Je passe prendre Sarah plus tôt que d'habitude au jardin d'enfants. Je l'observe quelques minutes avant qu'elle ne m'aperçoive et je constate avec plaisir qu'elle semble très heureuse. Elle joue dans son coin avec de la pâte à modeler vert pomme, qu'elle malaxe et tapote avec concentration. C'est un petite fille solitaire, mal à l'aise avec les autres, comme l'était Rachel. Je ne voudrais pas que ce trait de caractère lui cause des difficultés plus tard.

C'est curieux, parce que la timidité de Rachel ne m'a jamais paru être un inconvénient. Elle m'attendrissais plutôt. Mais je tiens a ce que ma fille ait une existence sans problème. Je veux que tout le monde l'aime, que tout aille pour le mieux pour elle, qu'elle soit bien dans sa peau.

Certains trouvent que je la surprotège, que je devrais lui laisser plus d'initiative, mais, pour moi, on ne protège jamais trop ceux qu'on aime. J'ai envie d'attraper ces inconscients par le bras et de leur crier: Le danger est partout, espèces d'idiots ! Vous croyez que vous êtes en sécurité, que vous pouvez faire confiance aux autres ? qu'ils sont gentils ? Ouvrez les yeux et regardez autour de vous, bon sang ! Mais ils me prendraient pour une folle. Ils sont naïfs et oublient que nous sommes entourés de gens mal intentionnés, et je suis atterrée par leur aveuglement.

Être une mère est une tâche complexe, pleine de contradictions, impossible presque. D'un côté, je tiens à ce que ma fille s'épanouisse, se fasse des amis, qu'elle ne soit pas paralysée par la peur et l'anxiété. De l'autre, je veux qu'elle soit sur ses gardes, qu'elle aborde ce monde plein de périls les yeux ouverts.

J'entre dans la salle de jeux et me place derrière elle, dans l'attente du moment où elle va sentir ma présence et se retourner. J'adore l'expression de joie pure qu'elle arbore alors, sa façon d'oublier sur-le-champs ce qu'elle est en train de faire pour se précipiter dans mes bras. Je ne la mets au jardin d'enfants que deux après-midi par semaine, le mercredi et le vendredi, et encore, je trouve le temps très long en son absence. Lorsque je la reprends le vendredi, comme aujourd'hui, je suis ravie de pouvoir profiter d'elle pendant quatre jours.

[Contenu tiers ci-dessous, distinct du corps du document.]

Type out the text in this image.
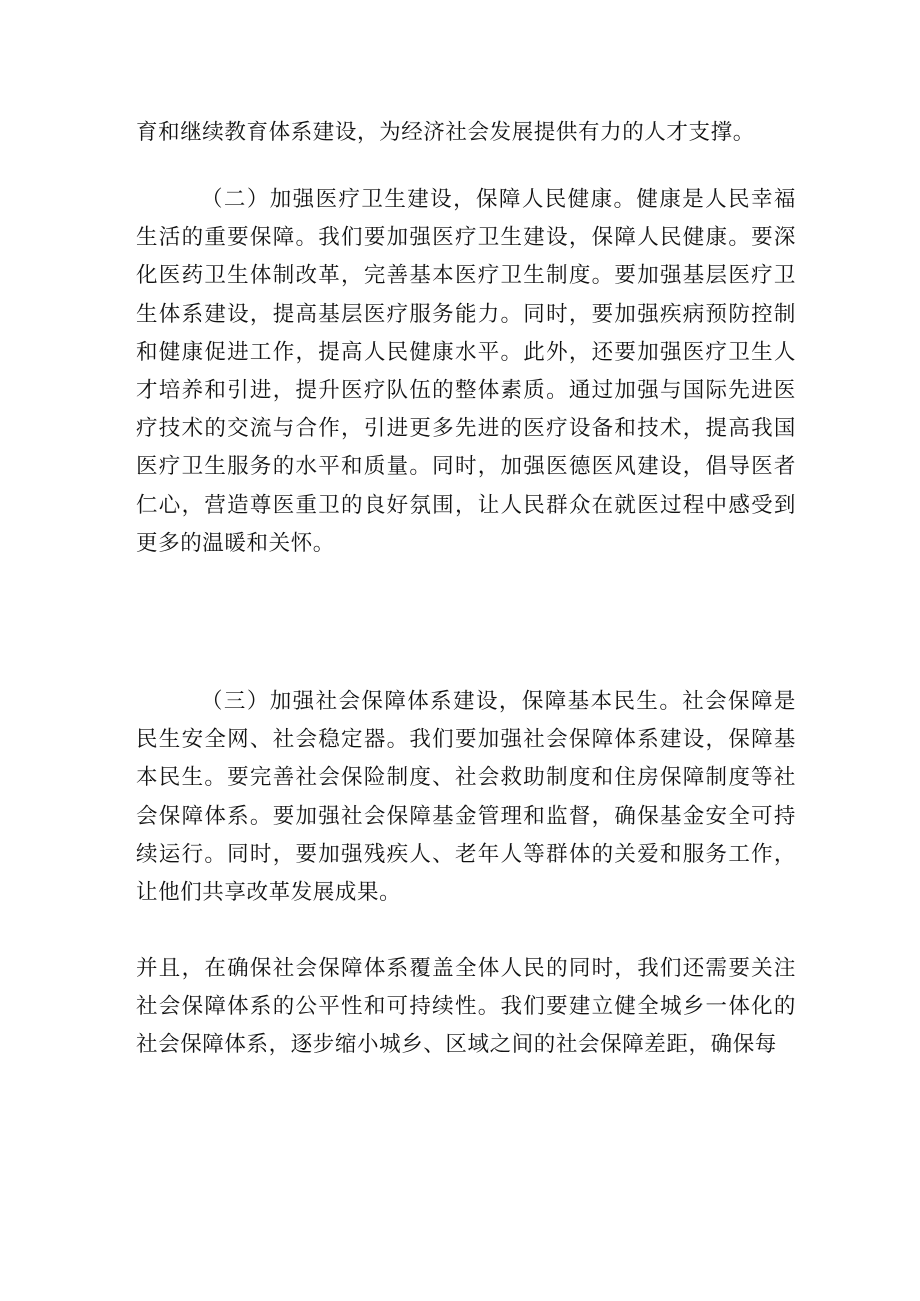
育和继续教育体系建设，为经济社会发展提供有力的人才支撑。

（二）加强医疗卫生建设，保障人民健康。健康是人民幸福生活的重要保障。我们要加强医疗卫生建设，保障人民健康。要深化医药卫生体制改革，完善基本医疗卫生制度。要加强基层医疗卫生体系建设，提高基层医疗服务能力。同时，要加强疾病预防控制和健康促进工作，提高人民健康水平。此外，还要加强医疗卫生人才培养和引进，提升医疗队伍的整体素质。通过加强与国际先进医疗技术的交流与合作，引进更多先进的医疗设备和技术，提高我国医疗卫生服务的水平和质量。同时，加强医德医风建设，倡导医者仁心，营造尊医重卫的良好氛围，让人民群众在就医过程中感受到更多的温暖和关怀。

（三）加强社会保障体系建设，保障基本民生。社会保障是民生安全网、社会稳定器。我们要加强社会保障体系建设，保障基本民生。要完善社会保险制度、社会救助制度和住房保障制度等社会保障体系。要加强社会保障基金管理和监督，确保基金安全可持续运行。同时，要加强残疾人、老年人等群体的关爱和服务工作，让他们共享改革发展成果。

并且，在确保社会保障体系覆盖全体人民的同时，我们还需要关注社会保障体系的公平性和可持续性。我们要建立健全城乡一体化的社会保障体系，逐步缩小城乡、区域之间的社会保障差距，确保每
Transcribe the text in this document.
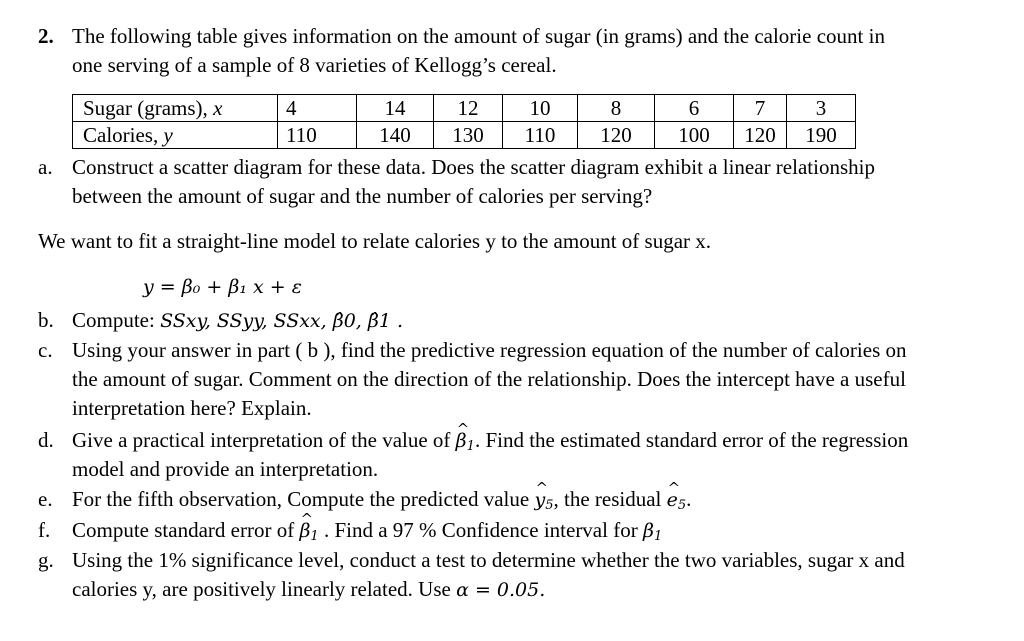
2. The following table gives information on the amount of sugar (in grams) and the calorie count in
one serving of a sample of 8 varieties of Kellogg’s cereal.
Sugar (grams), x	4	14	12	10	8	6	7	3
Calories, y	110	140	130	110	120	100	120	190
a. Construct a scatter diagram for these data. Does the scatter diagram exhibit a linear relationship
between the amount of sugar and the number of calories per serving?
We want to fit a straight-line model to relate calories y to the amount of sugar x.
y = β₀ + β₁ x + ε
b. Compute: SSxy, SSyy, SSxx, β̂0, β̂1 .
c. Using your answer in part ( b ), find the predictive regression equation of the number of calories on
the amount of sugar. Comment on the direction of the relationship. Does the intercept have a useful
interpretation here? Explain.
d. Give a practical interpretation of the value of ^ $\beta_1$. Find the estimated standard error of the regression
model and provide an interpretation.
e. For the fifth observation, Compute the predicted value ^ $y_5$, the residual ^ $e_5$.
f. Compute standard error of ^ $\beta_1$ . Find a 97 % Confidence interval for $\beta_1$
g. Using the 1% significance level, conduct a test to determine whether the two variables, sugar x and
calories y, are positively linearly related. Use α = 0.05.
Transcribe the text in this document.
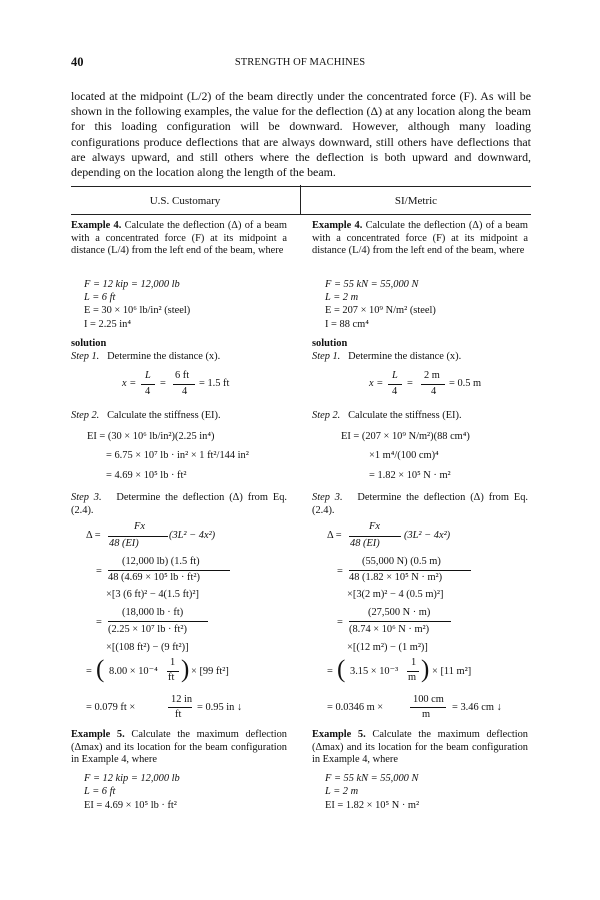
40	STRENGTH OF MACHINES

located at the midpoint (L/2) of the beam directly under the concentrated force (F). As will be shown in the following examples, the value for the deflection (Δ) at any location along the beam for this loading configuration will be downward. However, although many loading configurations produce deflections that are always downward, still others have deflections that are always upward, and still others where the deflection is both upward and downward, depending on the location along the length of the beam.

U.S. Customary	SI/Metric

Example 4. Calculate the deflection (Δ) of a beam with a concentrated force (F) at its midpoint a distance (L/4) from the left end of the beam, where

F = 12 kip = 12,000 lb
L = 6 ft
E = 30 × 10⁶ lb/in² (steel)
I = 2.25 in⁴
solution
Step 1. Determine the distance (x).
x =
L
4
=
6 ft
4
= 1.5 ft
Step 2. Calculate the stiffness (EI).
EI = (30 × 10⁶ lb/in²)(2.25 in⁴)
= 6.75 × 10⁷ lb · in² × 1 ft²/144 in²
= 4.69 × 10⁵ lb · ft²

Step 3. Determine the deflection (Δ) from Eq. (2.4).

Δ =
Fx
48 (EI)
(3L² − 4x²)
=
(12,000 lb) (1.5 ft)
48 (4.69 × 10⁵ lb · ft²)
×[3 (6 ft)² − 4(1.5 ft)²]
=
(18,000 lb · ft)
(2.25 × 10⁷ lb · ft²)
×[(108 ft²) − (9 ft²)]
= ( 8.00 × 10⁻⁴
1
ft ) × [99 ft²]
= 0.079 ft ×
12 in
ft
= 0.95 in ↓

Example 5. Calculate the maximum deflection (Δmax) and its location for the beam configuration in Example 4, where

F = 12 kip = 12,000 lb
L = 6 ft
EI = 4.69 × 10⁵ lb · ft²

Example 4. Calculate the deflection (Δ) of a beam with a concentrated force (F) at its midpoint a distance (L/4) from the left end of the beam, where

F = 55 kN = 55,000 N
L = 2 m
E = 207 × 10⁹ N/m² (steel)
I = 88 cm⁴
solution
Step 1. Determine the distance (x).
x =
L
4
=
2 m
4
= 0.5 m
Step 2. Calculate the stiffness (EI).
EI = (207 × 10⁹ N/m²)(88 cm⁴)
×1 m⁴/(100 cm)⁴
= 1.82 × 10⁵ N · m²

Step 3. Determine the deflection (Δ) from Eq. (2.4).

Δ =
Fx
48 (EI)
(3L² − 4x²)
=
(55,000 N) (0.5 m)
48 (1.82 × 10⁵ N · m²)
×[3(2 m)² − 4 (0.5 m)²]
=
(27,500 N · m)
(8.74 × 10⁶ N · m²)
×[(12 m²) − (1 m²)]
= ( 3.15 × 10⁻³
1
m ) × [11 m²]
= 0.0346 m ×
100 cm
m
= 3.46 cm ↓

Example 5. Calculate the maximum deflection (Δmax) and its location for the beam configuration in Example 4, where

F = 55 kN = 55,000 N
L = 2 m
EI = 1.82 × 10⁵ N · m²
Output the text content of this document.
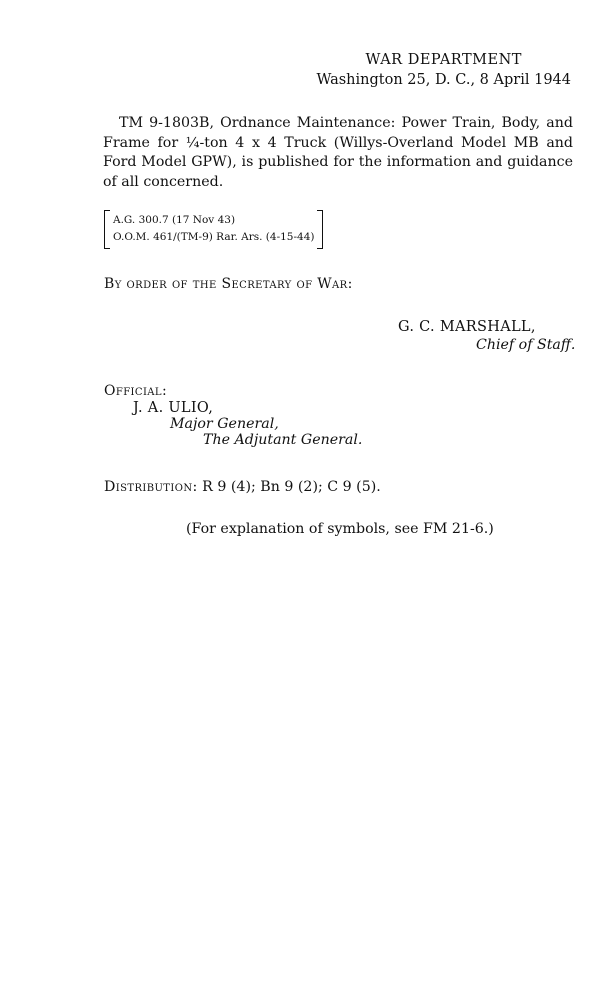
WAR DEPARTMENT
Washington 25, D. C., 8 April 1944
TM 9-1803B, Ordnance Maintenance: Power Train, Body, and Frame for ¼-ton 4 x 4 Truck (Willys-Overland Model MB and Ford Model GPW), is published for the information and guidance of all concerned.
A.G. 300.7 (17 Nov 43)
O.O.M. 461/(TM-9) Rar. Ars. (4-15-44)
By order of the Secretary of War:
G. C. MARSHALL,
Chief of Staff.
Official:
J. A. ULIO,
Major General,
The Adjutant General.
Distribution: R 9 (4); Bn 9 (2); C 9 (5).
(For explanation of symbols, see FM 21-6.)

Je suis venue chercher Sarah plus tôt aujourd'hui parce que nous allons partir, comme tout les ans. Je l'emmène à la montagne, à Jindabyne, et je savoure d'avance sa joie. On fera des bonshommes de neige, des batailles de boules de neige, de la luge, peut-être. On boira du chocolat chaud au coin du feu et on sera bien, juste toutes les deux, loin de mes parents.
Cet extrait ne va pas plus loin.